Sbrinz ist ein Extra-Hartkäse aus der Innerschweiz. Er wird vor allem in den Kantonen Luzern, Obwalden und Nidwalden nach traditioneller Methode in Handarbeit in Kupferkesseln hergestellt. Ausser Rohmilch, Lab und Salz enthält er keine weiteren Zutaten. Da er sehr trocken ist und einen hohen Salzgehalt hat, ist er gut haltbar.

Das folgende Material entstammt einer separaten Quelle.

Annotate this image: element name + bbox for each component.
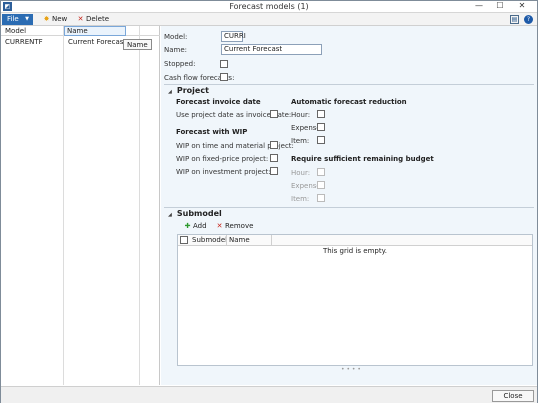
name-label: Name: [164, 46, 188, 54]
section-separator [164, 207, 534, 208]
file-label: File [7, 15, 19, 23]
close-button[interactable]: Close [492, 390, 534, 402]
action-pane: File ▼ ✸ New ✕ Delete ▤ ? [1, 13, 537, 26]
budget-item-checkbox [317, 194, 325, 202]
delete-button[interactable]: ✕ Delete [76, 14, 109, 25]
new-button[interactable]: ✸ New [42, 14, 68, 25]
section-separator [164, 84, 534, 85]
submodel-section-header[interactable]: ◢ Submodel [168, 209, 222, 218]
hour-label: Hour: [291, 111, 311, 119]
project-section-title: Project [176, 86, 209, 95]
auto-reduction-heading: Automatic forecast reduction [291, 98, 407, 106]
submodel-grid-header: Submodel Name [178, 235, 532, 246]
file-menu-button[interactable]: File ▼ [2, 14, 33, 25]
wip-fixed-label: WIP on fixed-price project: [176, 155, 269, 163]
wip-investment-label: WIP on investment project: [176, 168, 271, 176]
column-header-name[interactable]: Name [64, 26, 88, 36]
new-label: New [52, 15, 68, 23]
budget-item-label: Item: [291, 195, 310, 203]
delete-x-icon: ✕ [77, 15, 84, 23]
cell-model: CURRENTF [5, 38, 43, 46]
name-field[interactable]: Current Forecast [221, 44, 322, 55]
cashflow-checkbox[interactable] [220, 73, 228, 81]
column-divider [271, 235, 272, 246]
wip-heading: Forecast with WIP [176, 128, 248, 136]
title-bar: ◩ Forecast models (1) — ☐ ✕ [1, 1, 537, 13]
budget-hour-checkbox [317, 168, 325, 176]
select-all-checkbox[interactable] [180, 236, 188, 244]
remove-x-icon: ✕ [216, 222, 223, 230]
model-label: Model: [164, 33, 188, 41]
expense-checkbox[interactable] [317, 123, 325, 131]
add-label: Add [193, 222, 207, 230]
new-star-icon: ✸ [43, 15, 50, 23]
budget-hour-label: Hour: [291, 169, 311, 177]
budget-heading: Require sufficient remaining budget [291, 155, 434, 163]
add-submodel-button[interactable]: ✚ Add [183, 221, 207, 232]
column-header-name[interactable]: Name [226, 235, 250, 246]
column-tooltip: Name [123, 39, 152, 50]
column-divider [63, 26, 64, 385]
wip-fixed-checkbox[interactable] [270, 154, 278, 162]
resize-grip-icon[interactable]: • • • • [341, 366, 361, 373]
item-checkbox[interactable] [317, 136, 325, 144]
window-title: Forecast models (1) [229, 2, 309, 11]
collapse-triangle-icon: ◢ [168, 212, 172, 218]
column-header-model[interactable]: Model [2, 26, 26, 36]
maximize-button[interactable]: ☐ [490, 1, 510, 12]
remove-submodel-button[interactable]: ✕ Remove [215, 221, 254, 232]
stopped-checkbox[interactable] [220, 60, 228, 68]
empty-grid-message: This grid is empty. [323, 247, 387, 255]
column-divider [139, 26, 140, 385]
minimize-button[interactable]: — [469, 1, 489, 12]
column-header-submodel[interactable]: Submodel [189, 235, 227, 246]
wip-investment-checkbox[interactable] [270, 167, 278, 175]
collapse-triangle-icon: ◢ [168, 89, 172, 95]
grid-header: Model Name [1, 26, 160, 36]
item-label: Item: [291, 137, 310, 145]
cell-name: Current Forecast [68, 38, 127, 46]
model-field[interactable]: CURRI [221, 31, 246, 42]
remove-label: Remove [225, 222, 254, 230]
submodel-grid: Submodel Name This grid is empty. [177, 234, 533, 366]
stopped-label: Stopped: [164, 60, 196, 68]
help-icon[interactable]: ? [524, 15, 533, 24]
close-window-button[interactable]: ✕ [512, 1, 532, 12]
chevron-down-icon: ▼ [25, 16, 29, 22]
add-plus-icon: ✚ [184, 222, 191, 230]
models-grid: Model Name CURRENTF Current Forecast Nam… [1, 26, 160, 385]
delete-label: Delete [86, 15, 109, 23]
use-project-date-checkbox[interactable] [270, 110, 278, 118]
hour-checkbox[interactable] [317, 110, 325, 118]
wip-tm-checkbox[interactable] [270, 141, 278, 149]
project-section-header[interactable]: ◢ Project [168, 86, 209, 95]
footer-bar: Close [1, 386, 537, 403]
submodel-section-title: Submodel [176, 209, 222, 218]
forecast-models-window: ◩ Forecast models (1) — ☐ ✕ File ▼ ✸ New … [0, 0, 538, 403]
view-toggle-icon[interactable]: ▤ [510, 15, 519, 24]
budget-expense-checkbox [317, 181, 325, 189]
invoice-date-heading: Forecast invoice date [176, 98, 261, 106]
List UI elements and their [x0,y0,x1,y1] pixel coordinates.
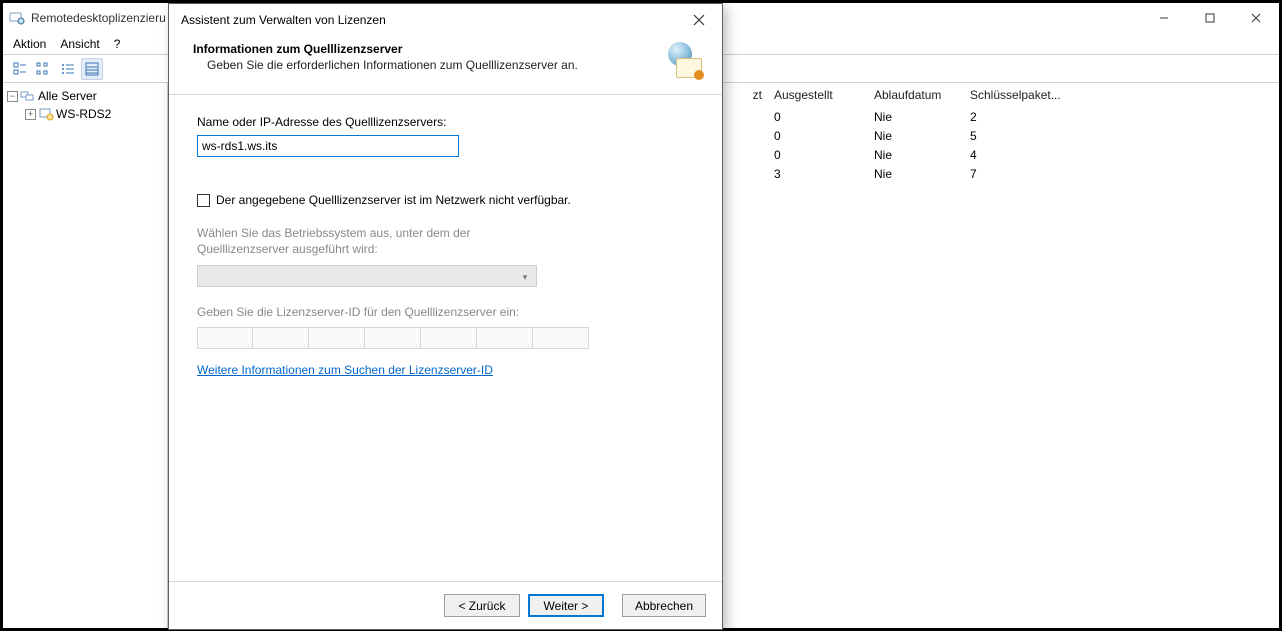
os-select: ▾ [197,265,537,287]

In Deutschland ist Sbrinz wenig bekannt und nicht überall erhältlich. Der meiste Sbrinz wird in der Schweiz selbst verzehrt. Seit Jahrhunderten wird ein grosser Teil der Produktion nach Norditalien exportiert; derzeit (2004) sind es rund 500 Tonnen pro Jahr. Der Pfad vom Vierwaldstättersee über den Brünig- und den Grimselpass war unter dem Namen Sbrinzroute bekannt.
Sbrinz hat einen charakteristischen, würzig-intensiven Käsegeschmack. Seine Konsistenz ist auf Grund der langen Lagerdauer wachsartig-brüchig und etwas kristallin. Er lagert mindestens 18 Monate bevor er in den Verkauf gelangt. Bevor er auf den Tisch kommt, sollte er mindestens zwei Jahre, besser noch drei Jahre alt sein. Noch ausgeprägter, kräftiger und würziger schmeckt fünf Jahre alter Sbrinz.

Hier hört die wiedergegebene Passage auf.